During this time she attended the Mississauga campus of the University of Toronto and graduated with a Bachelor of Arts in English in 2002. At the 2002 Commonwealth Games, Carver-Dias earned two gold medals, one in the solo event and one in the duet event.

She was the President of AthletesCAN from 2006 to 2008 and was elected to the board of Commonwealth Games Canada in 2014. She completed a master's degree at McGill University and currently works as a management consultant (www.clearday.ca). She also holds a PhD from the University of Wales, an MBA from Cornell and Queen's Universities, and has written a novel called "The Games," which earned her a Mississauga Literary Arts Award in 2013.
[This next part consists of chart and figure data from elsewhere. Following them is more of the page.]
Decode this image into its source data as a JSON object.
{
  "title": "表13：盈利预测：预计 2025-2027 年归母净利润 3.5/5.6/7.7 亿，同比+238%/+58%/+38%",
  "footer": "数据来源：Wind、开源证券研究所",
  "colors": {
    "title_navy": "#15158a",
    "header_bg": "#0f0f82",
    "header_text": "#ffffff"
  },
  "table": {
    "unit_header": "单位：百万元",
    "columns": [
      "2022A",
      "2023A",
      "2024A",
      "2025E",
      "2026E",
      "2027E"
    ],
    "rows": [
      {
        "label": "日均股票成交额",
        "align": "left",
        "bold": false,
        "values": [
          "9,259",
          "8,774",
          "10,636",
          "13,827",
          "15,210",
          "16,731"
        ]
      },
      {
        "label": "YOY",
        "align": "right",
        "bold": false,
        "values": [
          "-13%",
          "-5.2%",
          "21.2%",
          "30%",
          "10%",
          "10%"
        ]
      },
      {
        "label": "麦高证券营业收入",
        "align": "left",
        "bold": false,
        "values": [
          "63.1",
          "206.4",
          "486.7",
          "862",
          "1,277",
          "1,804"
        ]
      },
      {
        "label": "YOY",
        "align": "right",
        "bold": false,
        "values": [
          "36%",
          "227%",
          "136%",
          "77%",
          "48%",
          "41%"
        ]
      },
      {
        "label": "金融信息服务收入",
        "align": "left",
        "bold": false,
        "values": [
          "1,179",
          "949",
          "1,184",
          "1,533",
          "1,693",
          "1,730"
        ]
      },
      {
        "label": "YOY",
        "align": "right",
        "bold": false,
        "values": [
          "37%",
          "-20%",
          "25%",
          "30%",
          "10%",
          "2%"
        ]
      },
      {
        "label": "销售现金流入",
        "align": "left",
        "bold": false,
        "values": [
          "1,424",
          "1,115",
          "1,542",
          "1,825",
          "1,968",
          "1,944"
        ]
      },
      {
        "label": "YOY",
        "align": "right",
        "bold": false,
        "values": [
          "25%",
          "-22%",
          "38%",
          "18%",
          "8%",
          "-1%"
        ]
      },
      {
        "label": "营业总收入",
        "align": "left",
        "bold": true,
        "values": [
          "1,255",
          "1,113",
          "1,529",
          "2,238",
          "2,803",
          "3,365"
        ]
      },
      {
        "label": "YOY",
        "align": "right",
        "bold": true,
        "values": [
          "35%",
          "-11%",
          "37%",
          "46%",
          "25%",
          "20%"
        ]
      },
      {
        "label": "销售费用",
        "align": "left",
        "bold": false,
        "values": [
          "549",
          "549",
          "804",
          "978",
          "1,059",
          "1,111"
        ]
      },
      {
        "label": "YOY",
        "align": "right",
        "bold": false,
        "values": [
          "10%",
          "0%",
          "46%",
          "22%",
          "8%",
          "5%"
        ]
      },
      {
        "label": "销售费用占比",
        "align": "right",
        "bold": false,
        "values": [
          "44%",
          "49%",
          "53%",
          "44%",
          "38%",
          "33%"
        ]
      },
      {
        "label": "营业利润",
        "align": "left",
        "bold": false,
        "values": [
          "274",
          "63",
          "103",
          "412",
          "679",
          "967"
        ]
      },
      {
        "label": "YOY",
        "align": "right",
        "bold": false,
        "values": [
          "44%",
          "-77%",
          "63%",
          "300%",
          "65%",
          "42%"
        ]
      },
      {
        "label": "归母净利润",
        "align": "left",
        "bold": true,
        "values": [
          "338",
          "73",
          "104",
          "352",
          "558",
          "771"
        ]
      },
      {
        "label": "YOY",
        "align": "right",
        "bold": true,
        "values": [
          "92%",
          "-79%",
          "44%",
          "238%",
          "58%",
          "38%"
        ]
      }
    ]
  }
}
She is in the Mississauga Sports Hall of Fame, the Canada Games Hall of Honour, and the Synchro Quebec Hall of Fame; and hosted podcasts called "The Water Cooler Effect", and "Bright Lights, Big Sauga," which are available on iTunes.

In 2018, she led Team Canada as the chef de mission of Canada's 2018 Commonwealth Games team, where the team tied their best ever medal haul. She served as Co-Chef de Mission for Team Canada at the 2022 Commonwealth Games, alongside Sam Effah, a track star who was also runner up in the Amazing Race Canada.

Carver-Dias is the current President of Commonwealth Sport Canada. She also serves as Chair of OLY Canada, Canada's Olympian association.